Honestly, I would have sworn you were one of the experts recommending it...guess not <grin>

Don't have any links off the top of my head, but IIRC I've seen articles in both MC Press and System i
News.

Consider a customer maint program, the first screen is probably some sort of Work with type screen.
From that you can probably Add/Change a particular customer plus maintain lots of other "customer"
related info like customer pricing.

Assuming monolithic programming, all that functionality is in one program and all the screens are in
the one display file used by that program. I know you'd agree this is bad.
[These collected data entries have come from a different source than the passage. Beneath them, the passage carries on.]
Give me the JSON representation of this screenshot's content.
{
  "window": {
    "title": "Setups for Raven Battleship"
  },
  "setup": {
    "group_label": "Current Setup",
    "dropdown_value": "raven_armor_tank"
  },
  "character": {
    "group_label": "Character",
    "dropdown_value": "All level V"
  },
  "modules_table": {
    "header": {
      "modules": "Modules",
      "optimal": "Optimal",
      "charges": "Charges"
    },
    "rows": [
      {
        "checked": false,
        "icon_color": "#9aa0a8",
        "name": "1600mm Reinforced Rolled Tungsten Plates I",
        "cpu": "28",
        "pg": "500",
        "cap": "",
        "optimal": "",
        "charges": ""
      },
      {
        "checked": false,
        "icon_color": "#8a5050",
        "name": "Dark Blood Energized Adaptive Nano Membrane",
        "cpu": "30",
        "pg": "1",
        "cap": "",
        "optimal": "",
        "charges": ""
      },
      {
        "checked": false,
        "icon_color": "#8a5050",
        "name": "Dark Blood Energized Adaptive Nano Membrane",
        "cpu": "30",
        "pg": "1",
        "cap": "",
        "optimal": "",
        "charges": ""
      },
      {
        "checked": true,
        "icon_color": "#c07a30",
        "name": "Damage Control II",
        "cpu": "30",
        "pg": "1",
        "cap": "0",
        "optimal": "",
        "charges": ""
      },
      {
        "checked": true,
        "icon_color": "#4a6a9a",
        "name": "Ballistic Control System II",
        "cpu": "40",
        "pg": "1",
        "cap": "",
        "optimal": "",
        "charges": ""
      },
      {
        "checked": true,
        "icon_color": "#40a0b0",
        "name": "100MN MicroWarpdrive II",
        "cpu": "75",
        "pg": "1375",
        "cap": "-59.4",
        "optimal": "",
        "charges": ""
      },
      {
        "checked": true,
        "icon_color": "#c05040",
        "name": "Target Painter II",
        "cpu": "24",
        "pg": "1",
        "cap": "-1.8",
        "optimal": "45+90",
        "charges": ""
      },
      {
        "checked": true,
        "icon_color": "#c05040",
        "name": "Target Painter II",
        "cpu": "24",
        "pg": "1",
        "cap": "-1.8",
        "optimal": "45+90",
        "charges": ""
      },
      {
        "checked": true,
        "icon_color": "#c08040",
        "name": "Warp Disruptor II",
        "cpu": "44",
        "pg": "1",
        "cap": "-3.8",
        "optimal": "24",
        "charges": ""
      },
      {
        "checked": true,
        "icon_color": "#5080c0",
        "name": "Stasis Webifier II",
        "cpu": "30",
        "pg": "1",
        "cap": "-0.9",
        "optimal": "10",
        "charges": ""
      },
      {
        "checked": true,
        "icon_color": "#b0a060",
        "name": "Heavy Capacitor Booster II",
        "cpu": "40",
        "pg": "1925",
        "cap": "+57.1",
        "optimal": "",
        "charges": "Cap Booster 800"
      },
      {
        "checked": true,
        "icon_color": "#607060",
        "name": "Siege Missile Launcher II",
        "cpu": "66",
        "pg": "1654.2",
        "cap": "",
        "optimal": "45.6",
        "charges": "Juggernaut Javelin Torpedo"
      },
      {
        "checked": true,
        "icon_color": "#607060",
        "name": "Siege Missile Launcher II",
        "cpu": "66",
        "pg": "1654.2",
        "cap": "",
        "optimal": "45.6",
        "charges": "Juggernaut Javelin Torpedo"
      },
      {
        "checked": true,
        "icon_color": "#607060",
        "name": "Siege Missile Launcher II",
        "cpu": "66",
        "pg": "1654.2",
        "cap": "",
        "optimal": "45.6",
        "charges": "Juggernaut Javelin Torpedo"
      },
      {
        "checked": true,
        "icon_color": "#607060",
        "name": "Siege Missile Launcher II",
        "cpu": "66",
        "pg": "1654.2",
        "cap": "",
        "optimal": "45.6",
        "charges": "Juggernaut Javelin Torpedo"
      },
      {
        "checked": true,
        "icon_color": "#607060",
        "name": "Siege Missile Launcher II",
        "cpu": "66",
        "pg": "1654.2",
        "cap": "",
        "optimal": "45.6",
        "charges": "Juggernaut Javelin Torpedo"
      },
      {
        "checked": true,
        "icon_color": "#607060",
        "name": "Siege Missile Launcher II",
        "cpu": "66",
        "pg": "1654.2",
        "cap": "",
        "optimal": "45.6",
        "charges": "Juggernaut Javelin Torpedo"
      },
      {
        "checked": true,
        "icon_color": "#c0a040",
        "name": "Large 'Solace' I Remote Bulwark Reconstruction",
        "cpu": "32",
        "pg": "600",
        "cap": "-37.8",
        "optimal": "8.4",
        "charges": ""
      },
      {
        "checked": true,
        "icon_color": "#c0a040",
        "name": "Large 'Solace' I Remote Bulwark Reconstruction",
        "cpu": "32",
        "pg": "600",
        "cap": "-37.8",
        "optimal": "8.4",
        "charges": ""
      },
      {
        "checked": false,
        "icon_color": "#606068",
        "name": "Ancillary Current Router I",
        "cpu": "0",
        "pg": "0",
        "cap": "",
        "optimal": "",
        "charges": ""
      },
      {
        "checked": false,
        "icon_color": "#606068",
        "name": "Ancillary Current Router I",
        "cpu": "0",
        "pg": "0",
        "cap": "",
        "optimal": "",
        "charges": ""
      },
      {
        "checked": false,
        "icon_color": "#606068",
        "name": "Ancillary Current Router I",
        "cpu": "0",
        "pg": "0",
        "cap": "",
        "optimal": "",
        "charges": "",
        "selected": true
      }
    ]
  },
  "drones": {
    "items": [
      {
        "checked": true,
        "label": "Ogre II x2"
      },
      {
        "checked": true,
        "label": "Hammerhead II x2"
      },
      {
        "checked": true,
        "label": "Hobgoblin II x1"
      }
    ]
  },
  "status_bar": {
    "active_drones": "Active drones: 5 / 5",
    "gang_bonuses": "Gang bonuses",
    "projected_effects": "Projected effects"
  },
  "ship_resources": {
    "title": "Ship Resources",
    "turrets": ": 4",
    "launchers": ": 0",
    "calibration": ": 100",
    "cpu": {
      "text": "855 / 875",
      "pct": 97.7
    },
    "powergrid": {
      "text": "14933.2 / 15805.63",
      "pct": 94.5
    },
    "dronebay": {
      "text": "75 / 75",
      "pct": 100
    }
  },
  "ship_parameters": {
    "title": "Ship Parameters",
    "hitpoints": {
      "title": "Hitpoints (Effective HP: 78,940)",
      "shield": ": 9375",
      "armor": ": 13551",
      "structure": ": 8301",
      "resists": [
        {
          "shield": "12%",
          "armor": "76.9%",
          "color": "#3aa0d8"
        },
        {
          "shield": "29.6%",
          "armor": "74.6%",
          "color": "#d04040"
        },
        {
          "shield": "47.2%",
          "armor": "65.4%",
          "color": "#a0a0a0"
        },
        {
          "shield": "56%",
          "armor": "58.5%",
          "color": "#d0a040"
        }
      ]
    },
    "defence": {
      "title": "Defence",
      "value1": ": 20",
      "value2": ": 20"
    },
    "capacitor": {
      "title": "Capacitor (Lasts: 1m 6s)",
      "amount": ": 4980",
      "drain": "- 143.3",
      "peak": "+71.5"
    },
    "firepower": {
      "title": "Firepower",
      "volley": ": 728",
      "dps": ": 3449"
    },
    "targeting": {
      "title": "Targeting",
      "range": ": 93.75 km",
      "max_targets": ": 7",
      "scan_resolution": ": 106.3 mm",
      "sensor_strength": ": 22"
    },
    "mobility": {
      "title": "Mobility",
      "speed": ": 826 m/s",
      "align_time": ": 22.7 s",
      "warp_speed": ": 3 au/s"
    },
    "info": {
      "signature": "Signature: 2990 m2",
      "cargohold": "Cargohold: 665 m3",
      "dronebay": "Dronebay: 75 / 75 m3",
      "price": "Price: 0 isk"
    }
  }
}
So you break stuff apart, the Work with screen is in one program, the add/change screen(s) is another,
the customer pricing yet another.
This is of course a good thing.

So what happens when for instance, all the data needed to add a customer doesn't fit on one physical
screen. I think historically, RPG programmers had all the screens for the add customer function in a
single display file driven by a single program. However, I think that splitting each screen into it's
own program/module is not a bad thing. You can then call them wrap the calls in an "Add Customer
Wizard".

From an MVC standpoint, the DB is still the model, the individual programs/modules make up the view,
and the Add customer wizard becomes the controller.

All we're really talking about is breaking down the functionality into multiple self contained pieces.
From a maintenance and reusability stand point, I think that's a good thing.

As a side note, here at my (relatively) new job. We use CA's Plex ARAD tool to generate our RPG 5250
apps. In Plex, a UI function can contain only one screen and generates as a single RPG program.

Charles



-----Original Message-----
From: rpg400-l-bounces+wiltc=cintas.com@xxxxxxxxxxxx
[mailto:rpg400-l-bounces+wiltc=cintas.com@xxxxxxxxxxxx] On
Behalf Of Scott Klement
Sent: Wednesday, October 31, 2007 2:19 PM
To: RPG programming on the AS400 / iSeries
Subject: Re: Multiple Displays vs One Display

This is an interesting thread. I've never hard of this "one
screen / one module" recommendation before. I'm having a
hard time understanding why you'd do this...

All of the recommendations I've seen involve separating the
display logic from the business logic -- usually using an MVC
pattern. I've never heard of separating the display logic
from other display logic. I don't understand the advantages
of separating each screen from the other ones.

Can you please provide links to where you saw these recommendations?
Preferably, a link to an article that really explains the
premise of this technique?

Thanks


Wilt, Charles wrote:
Now-a-days, I think most the experts recommend one screen per
module/program. While not an expert, that's what I'd recommend also
:)

Tends to lead to more modular programming. Maintenance is
easier as
you don't have to worry about accidentally changing another screens
behavior.

Also makes it easy to call a particular screen from someplace else.